The book includes passages of typed script, and moves between the writing team’s cramped studio, location filming off the Norfolk coast and the film studio. Although there are many characters in the book, the story mainly centres on three main roles.
The first is Catrin Cole, a young Welsh woman who has run to London with her lover, a war-artist, Initially a copy-writer, she becomes a script writer, creating the “slop”: the pieces of film script that appeal to women.
Searching real-life news for inspiring national stories, she discovers a pair of twin sisters who took a boat across to Dunkirk, but finds, face to face, that their adventure was less heroic but in some ways as bold as the newspaper reports. Returning to work, she witnesses the “film twins” life and adventure altered in almost every respect to suit industry and national needs for a “good story.”
Another is Edith Beadmore, a middle-aged dressmaker, bombed out of her home and her job at Tussaud’s Museum, now living and working uncomfortably with family, but fortunately close to the film location. Unfortunately, ordinary Edith and her story has not leapt from page to screen.
Thirdly, we see the events through the eyes of Ambrose Hilliard, a vain, selfish, elderly actor, who cannot accept he is no longer leading-role material and is forced into the demeaning role of the twin’s drunken uncle. Once again, the needs of the film re-shaped Ambrose, who was played by the much-loved actor Bill Nighy.

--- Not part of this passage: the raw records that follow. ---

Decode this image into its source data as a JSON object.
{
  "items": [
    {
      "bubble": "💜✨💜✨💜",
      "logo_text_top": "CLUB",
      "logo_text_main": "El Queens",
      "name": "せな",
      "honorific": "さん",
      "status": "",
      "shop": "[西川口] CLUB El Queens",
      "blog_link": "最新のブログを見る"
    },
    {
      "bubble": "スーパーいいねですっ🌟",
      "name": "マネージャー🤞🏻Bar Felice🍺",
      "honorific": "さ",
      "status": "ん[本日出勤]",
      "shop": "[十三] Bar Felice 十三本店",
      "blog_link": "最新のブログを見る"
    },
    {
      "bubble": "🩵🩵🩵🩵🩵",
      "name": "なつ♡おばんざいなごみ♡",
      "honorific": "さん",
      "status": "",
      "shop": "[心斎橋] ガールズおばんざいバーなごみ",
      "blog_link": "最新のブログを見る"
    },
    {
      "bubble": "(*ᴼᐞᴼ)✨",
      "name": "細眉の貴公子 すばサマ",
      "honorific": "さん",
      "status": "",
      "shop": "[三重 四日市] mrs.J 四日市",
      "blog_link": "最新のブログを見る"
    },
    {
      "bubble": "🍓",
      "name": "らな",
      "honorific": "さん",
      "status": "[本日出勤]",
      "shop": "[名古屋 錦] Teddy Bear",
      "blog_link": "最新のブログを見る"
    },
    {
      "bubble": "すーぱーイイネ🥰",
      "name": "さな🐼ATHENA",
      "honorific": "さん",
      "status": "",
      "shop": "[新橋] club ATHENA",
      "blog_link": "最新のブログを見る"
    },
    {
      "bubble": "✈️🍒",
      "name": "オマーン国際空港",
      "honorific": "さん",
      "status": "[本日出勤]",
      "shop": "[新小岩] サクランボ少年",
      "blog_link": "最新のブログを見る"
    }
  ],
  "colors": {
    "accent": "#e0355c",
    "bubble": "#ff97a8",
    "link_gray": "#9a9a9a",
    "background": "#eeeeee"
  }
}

This new Ambrose had a far larger role, more interaction with Catrin, and was more kindly drawn, script-wise, than Lissa Evan’s original novel - all of which rather fits the theme of the book, the power of the media and the need for effective images.
These books have been just the right reading for me at this time. What is harder to convey in this History Girls post, is Lissa Evan’s clever sideways look at the society and events of these past times, and, implicitly, at our own too.
For example, at one point, Lissa Evans describes Ambrose, forced to take ownership of his agent's dog, struggling down a wartime street in London.
“It dawned on Ambrose that he’d been mistaken, not only for a dog-lover but for a bombed-out vagrant toting his remaining possessions in search of a nice cup of tea and a chit for a public bath.
He jerked the lead, and Cerberus trotted after him, past the rest centre, where a photographer was loitering – waiting, presumably, for a subject of the requisite crass symbolism. The yellow press seemed permanently plastered with pictures of dusty but defiant grandmothers, and bandaged urchins signing “V” for victory. England, apparently, could “take it”, though whether she could also dish it out was a moot point. . .
It was all an utter disaster, and yet if one were to read certain of the newspapers, one might believe that an invasion could be forestalled by a few pallid bank clerks armed with cobblestones, and that a nation could be fed on allotment carrots and the odd can of beans lobbed over by Roosevelt.”